Colorado is currently witnessing an increase in the number of families with children facing homelessness.
According to the 2024 Annual Homelessness Assessment Report (AHAR) to Congress by the U.S. Department of Housing and Urban Development, Colorado experienced a significant rise in the number of families with children facing homelessness, jumping from 4,878 to 8,519 people between January 2023 and January 2024, marking a 134% increase.
Colorado saw a significant rise, ranking third in the nation, following Illinois and Hawaii. Chicago is experiencing a significant challenge with its shelter system due to an influx of migrants. Hawaii continues to face high housing costs.
In Colorado, the rise in homelessness among families with children coincides with the growing unaffordability of the Denver housing market, as reported by the Common Sense Institute.
Housing demand in Denver and surrounding areas has surged, but builders are struggling to meet the need.
“Denver is mired in a deeply unaffordable housing market, with an estimated housing unit deficit ranging up to 18,910 units,” Common Sense Institute wrote in a September 2024 report. “Over the past decade, the number of hours required to work at the average hourly wage to afford the mortgage on a newly purchased average-priced home in Denver has skyrocketed by 176%, increasing from 38 to 105 hours. Although wages in Denver have risen by 44% during this period, they have significantly lagged behind the rise in housing costs.”
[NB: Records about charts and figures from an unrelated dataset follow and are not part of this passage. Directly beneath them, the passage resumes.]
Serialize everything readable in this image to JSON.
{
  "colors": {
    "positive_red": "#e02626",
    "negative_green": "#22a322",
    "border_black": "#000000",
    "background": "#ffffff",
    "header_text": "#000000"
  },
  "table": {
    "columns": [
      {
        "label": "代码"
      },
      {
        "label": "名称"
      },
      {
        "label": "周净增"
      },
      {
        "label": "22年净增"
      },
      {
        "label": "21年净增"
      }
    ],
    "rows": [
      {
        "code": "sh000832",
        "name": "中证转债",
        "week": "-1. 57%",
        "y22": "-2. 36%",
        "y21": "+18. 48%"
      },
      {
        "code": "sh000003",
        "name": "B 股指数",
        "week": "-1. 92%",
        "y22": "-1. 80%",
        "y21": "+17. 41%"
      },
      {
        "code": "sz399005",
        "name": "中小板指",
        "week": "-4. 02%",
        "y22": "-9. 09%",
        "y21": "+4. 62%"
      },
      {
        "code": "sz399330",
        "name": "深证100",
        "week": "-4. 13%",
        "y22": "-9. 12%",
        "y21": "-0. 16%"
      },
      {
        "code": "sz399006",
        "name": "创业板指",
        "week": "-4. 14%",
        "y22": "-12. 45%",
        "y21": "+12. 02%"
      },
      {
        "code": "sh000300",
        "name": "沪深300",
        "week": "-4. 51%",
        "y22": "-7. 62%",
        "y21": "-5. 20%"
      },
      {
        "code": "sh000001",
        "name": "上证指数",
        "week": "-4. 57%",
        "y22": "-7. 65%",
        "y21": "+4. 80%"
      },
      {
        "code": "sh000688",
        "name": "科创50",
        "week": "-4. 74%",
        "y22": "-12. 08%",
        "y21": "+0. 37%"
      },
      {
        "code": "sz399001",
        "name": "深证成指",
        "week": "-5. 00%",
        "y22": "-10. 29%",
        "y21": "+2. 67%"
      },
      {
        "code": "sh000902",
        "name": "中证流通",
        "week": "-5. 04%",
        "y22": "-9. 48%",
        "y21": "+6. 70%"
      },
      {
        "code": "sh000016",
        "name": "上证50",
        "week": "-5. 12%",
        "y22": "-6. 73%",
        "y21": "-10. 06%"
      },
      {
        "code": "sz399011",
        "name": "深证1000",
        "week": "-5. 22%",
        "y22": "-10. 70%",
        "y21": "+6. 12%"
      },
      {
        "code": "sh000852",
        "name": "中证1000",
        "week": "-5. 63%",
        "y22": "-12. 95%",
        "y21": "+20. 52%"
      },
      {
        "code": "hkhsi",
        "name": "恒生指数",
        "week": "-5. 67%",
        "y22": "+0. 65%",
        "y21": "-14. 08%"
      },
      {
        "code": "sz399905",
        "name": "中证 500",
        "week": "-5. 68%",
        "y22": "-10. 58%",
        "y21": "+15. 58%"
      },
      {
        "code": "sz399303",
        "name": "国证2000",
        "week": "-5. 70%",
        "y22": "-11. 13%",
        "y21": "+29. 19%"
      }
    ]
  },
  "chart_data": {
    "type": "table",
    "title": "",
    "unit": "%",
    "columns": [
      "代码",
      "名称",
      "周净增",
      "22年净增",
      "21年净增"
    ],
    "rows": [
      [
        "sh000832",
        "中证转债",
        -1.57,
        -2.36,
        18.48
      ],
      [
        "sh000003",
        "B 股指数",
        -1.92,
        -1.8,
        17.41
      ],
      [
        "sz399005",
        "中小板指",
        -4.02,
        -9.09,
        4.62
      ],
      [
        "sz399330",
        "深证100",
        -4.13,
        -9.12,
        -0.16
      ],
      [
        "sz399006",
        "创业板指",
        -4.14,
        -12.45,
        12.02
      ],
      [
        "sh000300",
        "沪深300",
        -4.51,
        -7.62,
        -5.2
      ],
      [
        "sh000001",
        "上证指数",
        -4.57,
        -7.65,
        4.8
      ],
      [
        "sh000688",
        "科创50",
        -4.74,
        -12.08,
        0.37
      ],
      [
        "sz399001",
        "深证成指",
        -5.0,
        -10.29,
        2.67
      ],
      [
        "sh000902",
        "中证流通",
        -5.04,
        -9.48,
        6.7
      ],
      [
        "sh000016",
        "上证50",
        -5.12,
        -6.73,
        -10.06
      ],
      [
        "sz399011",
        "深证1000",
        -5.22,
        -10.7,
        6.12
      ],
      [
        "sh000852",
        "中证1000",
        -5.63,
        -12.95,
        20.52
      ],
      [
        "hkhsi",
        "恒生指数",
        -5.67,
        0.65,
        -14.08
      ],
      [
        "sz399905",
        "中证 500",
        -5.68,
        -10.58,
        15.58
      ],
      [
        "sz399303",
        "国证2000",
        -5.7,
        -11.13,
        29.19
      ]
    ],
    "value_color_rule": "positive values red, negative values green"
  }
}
Homelessness among families with children is rising, even as overall homelessness in Colorado has dropped by 5.6% (602 individuals) from 2023 to 2024.
Colorado saw a rise as the national homelessness rate also went up. The nation experienced a 39% rise in families with children facing homelessness, while the overall population saw an 18% increase.
The HUD report highlighted various reasons for the increase in homelessness, particularly noting the rise among families with children.
It referenced various economic elements and the conclusion of the temporary boost in the child tax credit to $3,000 per year, as well as issues related to systemic racism.
“Several factors likely contributed to this historically high number. Our worsening national affordable housing crisis, rising inflation, stagnating wages among middle- and lower-income households, and the persisting effects of systemic racism have stretched homelessness services systems to their limits,” the report said. “Additional public health crises, natural disasters that displaced people from their homes, rising numbers of people immigrating to the U.S., and the end to homelessness prevention programs put in place during the COVID-19 pandemic, including the end of the expanded child tax credit, have exacerbated this already stressed system.”